Head spinning yet? Never mind. The first battle between Kong and Godzilla arrives about 30 minutes into the 1 hour and 52 minutes of running time. Even better, it takes place at sea, where both Kong and Godzilla swat at fighter planes and take them down the way humans take down flies and with scarcely more effort. It’s loud, it’s action-packed, and it’s only a prelude for what’s to come. Before we arrive at the second showdown, the one that destroys Hong Kong and involves Godzilla finding a more direct way to the center of the hollow Earth, there are more visual effects by which to be dazzled. Flying vehicles specially designed to withstand the gravity inversion of travel to the inside of the planet are not just transportation, they are a light show. The gravity inversion there allows mountains to soar majestically in the air, and to hang upside-down overhead as they glow with the same electric blue light that surrounds Godzilla when he’s ticked off. Kong doesn’t just grapple with Godzilla either. No, there are all manner of interesting fauna down below, including flying dragons that allow the big ape to do some impromptu batting practice.
The humans are less fun, though some of the actors involved understand better than others that none of this should be taken too seriously. Leading that contingent is Demián Bichir as the evil head of the evil corporation. With a glass of what is undoubtedly a rare single-malt scotch always in hand, he delivers lines such as “Crazy ideas have made me rich” with a self-satisfied panache.
The obvious comic relief in the persons of Bernie and Josh take the edge off the irksome earnestness of Jia and Madison as we re-discover the Nazi origins of fluoridation and the surprising uses of Chinese bleach in combatting organic surveillance. While Dennison is perfectly competent as the bemused nerd, it is Henry’s flirtation with paranoid obsession that deftly steals every scene in which he appears.

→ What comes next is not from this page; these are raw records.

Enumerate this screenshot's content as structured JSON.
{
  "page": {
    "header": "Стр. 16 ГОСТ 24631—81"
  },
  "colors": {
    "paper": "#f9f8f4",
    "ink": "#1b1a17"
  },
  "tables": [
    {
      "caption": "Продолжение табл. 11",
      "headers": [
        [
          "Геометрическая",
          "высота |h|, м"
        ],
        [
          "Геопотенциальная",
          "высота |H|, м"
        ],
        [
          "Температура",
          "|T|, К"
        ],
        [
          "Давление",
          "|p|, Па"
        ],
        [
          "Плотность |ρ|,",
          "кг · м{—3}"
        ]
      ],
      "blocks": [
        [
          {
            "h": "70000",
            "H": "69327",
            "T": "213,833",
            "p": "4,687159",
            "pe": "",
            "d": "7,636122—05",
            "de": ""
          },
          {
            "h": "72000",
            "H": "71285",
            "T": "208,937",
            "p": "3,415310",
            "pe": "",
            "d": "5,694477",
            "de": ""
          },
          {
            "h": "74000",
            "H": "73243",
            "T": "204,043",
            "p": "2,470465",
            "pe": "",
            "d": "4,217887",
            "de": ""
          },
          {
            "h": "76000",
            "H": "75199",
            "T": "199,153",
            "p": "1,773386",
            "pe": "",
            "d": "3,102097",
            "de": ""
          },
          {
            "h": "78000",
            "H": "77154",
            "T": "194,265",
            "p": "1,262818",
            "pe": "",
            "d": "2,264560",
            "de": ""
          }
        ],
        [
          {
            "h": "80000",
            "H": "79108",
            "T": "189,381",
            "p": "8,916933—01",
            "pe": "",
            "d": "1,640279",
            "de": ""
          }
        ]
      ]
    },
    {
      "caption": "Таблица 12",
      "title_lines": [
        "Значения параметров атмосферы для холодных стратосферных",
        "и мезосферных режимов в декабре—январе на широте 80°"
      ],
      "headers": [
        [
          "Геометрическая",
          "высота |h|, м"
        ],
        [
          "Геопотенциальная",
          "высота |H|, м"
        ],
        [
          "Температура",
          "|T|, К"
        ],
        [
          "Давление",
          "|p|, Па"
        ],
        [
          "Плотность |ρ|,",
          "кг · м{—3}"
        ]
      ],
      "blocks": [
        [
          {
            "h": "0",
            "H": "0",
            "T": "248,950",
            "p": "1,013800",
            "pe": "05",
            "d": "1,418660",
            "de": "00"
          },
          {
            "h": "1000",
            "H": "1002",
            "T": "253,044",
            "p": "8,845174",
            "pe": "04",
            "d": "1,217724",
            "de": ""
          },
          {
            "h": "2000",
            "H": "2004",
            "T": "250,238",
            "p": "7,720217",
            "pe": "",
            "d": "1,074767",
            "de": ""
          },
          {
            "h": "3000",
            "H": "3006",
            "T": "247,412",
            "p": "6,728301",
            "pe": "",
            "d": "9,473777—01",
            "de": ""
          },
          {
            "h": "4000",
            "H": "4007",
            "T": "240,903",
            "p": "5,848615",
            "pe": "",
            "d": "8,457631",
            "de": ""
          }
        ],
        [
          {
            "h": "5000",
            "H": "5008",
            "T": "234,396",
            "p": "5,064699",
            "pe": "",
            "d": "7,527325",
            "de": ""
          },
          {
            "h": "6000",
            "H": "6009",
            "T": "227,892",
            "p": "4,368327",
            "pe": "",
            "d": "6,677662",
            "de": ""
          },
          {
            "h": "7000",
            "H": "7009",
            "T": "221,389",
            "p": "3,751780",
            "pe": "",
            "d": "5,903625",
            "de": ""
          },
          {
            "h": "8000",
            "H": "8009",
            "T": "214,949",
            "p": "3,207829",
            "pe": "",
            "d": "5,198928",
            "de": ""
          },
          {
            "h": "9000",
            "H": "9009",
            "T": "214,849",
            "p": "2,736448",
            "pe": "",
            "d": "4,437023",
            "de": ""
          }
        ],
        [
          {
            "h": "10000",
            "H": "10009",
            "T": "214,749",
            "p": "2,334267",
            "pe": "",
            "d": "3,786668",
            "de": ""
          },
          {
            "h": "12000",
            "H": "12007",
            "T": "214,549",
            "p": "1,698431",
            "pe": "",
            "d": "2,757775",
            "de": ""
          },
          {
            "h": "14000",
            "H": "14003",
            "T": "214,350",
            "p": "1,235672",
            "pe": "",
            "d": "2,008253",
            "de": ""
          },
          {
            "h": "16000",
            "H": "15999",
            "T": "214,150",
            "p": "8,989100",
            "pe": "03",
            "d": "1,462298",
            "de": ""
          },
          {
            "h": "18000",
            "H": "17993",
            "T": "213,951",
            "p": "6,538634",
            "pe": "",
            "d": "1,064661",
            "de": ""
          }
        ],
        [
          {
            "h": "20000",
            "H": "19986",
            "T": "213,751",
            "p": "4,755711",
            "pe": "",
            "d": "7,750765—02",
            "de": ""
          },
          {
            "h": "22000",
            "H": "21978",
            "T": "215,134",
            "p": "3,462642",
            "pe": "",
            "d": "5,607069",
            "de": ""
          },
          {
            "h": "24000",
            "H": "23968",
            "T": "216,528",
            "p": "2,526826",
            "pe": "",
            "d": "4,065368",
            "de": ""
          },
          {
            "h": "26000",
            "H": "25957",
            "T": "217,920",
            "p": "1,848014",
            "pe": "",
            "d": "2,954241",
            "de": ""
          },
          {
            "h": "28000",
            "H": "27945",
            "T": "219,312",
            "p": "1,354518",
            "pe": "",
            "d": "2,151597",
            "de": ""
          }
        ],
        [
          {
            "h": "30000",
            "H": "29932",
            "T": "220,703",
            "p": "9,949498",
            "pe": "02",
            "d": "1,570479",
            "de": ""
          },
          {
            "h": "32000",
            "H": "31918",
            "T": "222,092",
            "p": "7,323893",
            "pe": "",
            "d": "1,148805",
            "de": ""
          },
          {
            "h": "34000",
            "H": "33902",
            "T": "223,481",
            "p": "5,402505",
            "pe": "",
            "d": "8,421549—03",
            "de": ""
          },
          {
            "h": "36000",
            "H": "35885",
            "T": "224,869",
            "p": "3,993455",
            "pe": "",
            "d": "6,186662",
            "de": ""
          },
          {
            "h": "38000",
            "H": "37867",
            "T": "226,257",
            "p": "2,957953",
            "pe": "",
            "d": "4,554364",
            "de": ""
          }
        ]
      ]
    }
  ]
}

Director Adam Wingard, a hero of the wry horror genre, injects his signature impudence whenever possible. The script does not leave him much to work with, but light touches such as Kong’s reaction to snow when he lands in Antarctica has a giddy élan to it that also serves to humanize him, if you will pardon the anthropomorphism.
GODZILLA VS. KONG’s energy never sags, even when it skirts the dangerous shoals of sentimentality. Plus, it offers a deeply satisfying take down of a supercomputer that is not only logical, in a film where such a concept is anathema, but definitively low tech. It may be more bombast than art, but it’s never dull.